I like curved shank hooks for eggs and have found the Dai-Riki #125 in a size 14 or 16 to work well on eggs intended for trout. For just about any color egg, white UTC 70 Denier thread is just fine. Once you apply a little head cement, it'll take on the color of the material below.
Start your thread leaving a small space behind the hook eye. Antron dubbing in bright colors, intended for steelhead, is really the only other material needed. Choose a light color for the outer part of the egg, and a darker color for the interior yoke or blood dot.
Start with the lighter outside color first. Grab just a pinch of fiber and pass that pinched end to your left hand. Then with a pinch wrap, secure the Antron to the hook. Repeat the same process with a second pinch of Antron. And then with the third. All three should be about equal in size. The idea is to get an even distribution of Antron fibers around the hook shank immediately behind the hook eye. With the three clumps secured, snip the rearward pointing butt ends off close. I also like to give the wispy front ends a little trim so they don't get caught up during the rest of the tying process.
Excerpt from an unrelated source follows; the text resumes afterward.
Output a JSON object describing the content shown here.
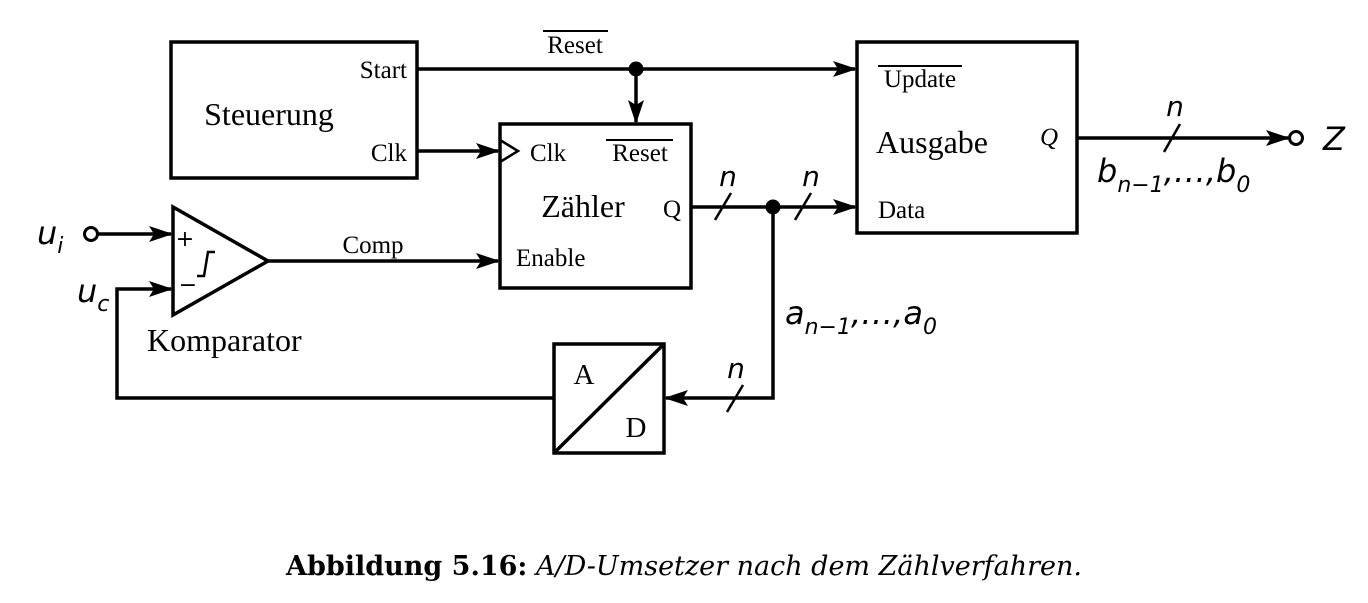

Now pull just a small amount of darker Antron for the dot inside the egg. With this, form a short thin dubbing noodle and wrap it over the thread wraps to form a small sphere.
Then with your tying thread make open spiral wraps deep down the bend of the hook. Think barber pole or candy cane. Push the Antron fibers back until they point rearward and surround the hook shank. Take three wraps of tying thread. Again, these should be made way down the bend of the hook. Whip finish with five or six turns and then snip or cut your tying thread free.
Now comes the fun part. Grab the Antron and pull toward the hook eye - the whip finish should slide forward on the shank. Pull until the Antron forms a roughly spherical shape. If you pull too far, you can usually pull back to correct it. Now snip the remaining Antron off close to the whip finish. A good drop of head cement on the wraps really helps with durability on this pattern.
When Antron eggs are dry and in the vise they look pretty good. But when they get wet, they more closely resemble the real thing. Although this one looks less than spherical, you'll find when submersed in water the pattern maintains it's spherical shape very well. Try not only different color combinations, but also different sizes as well.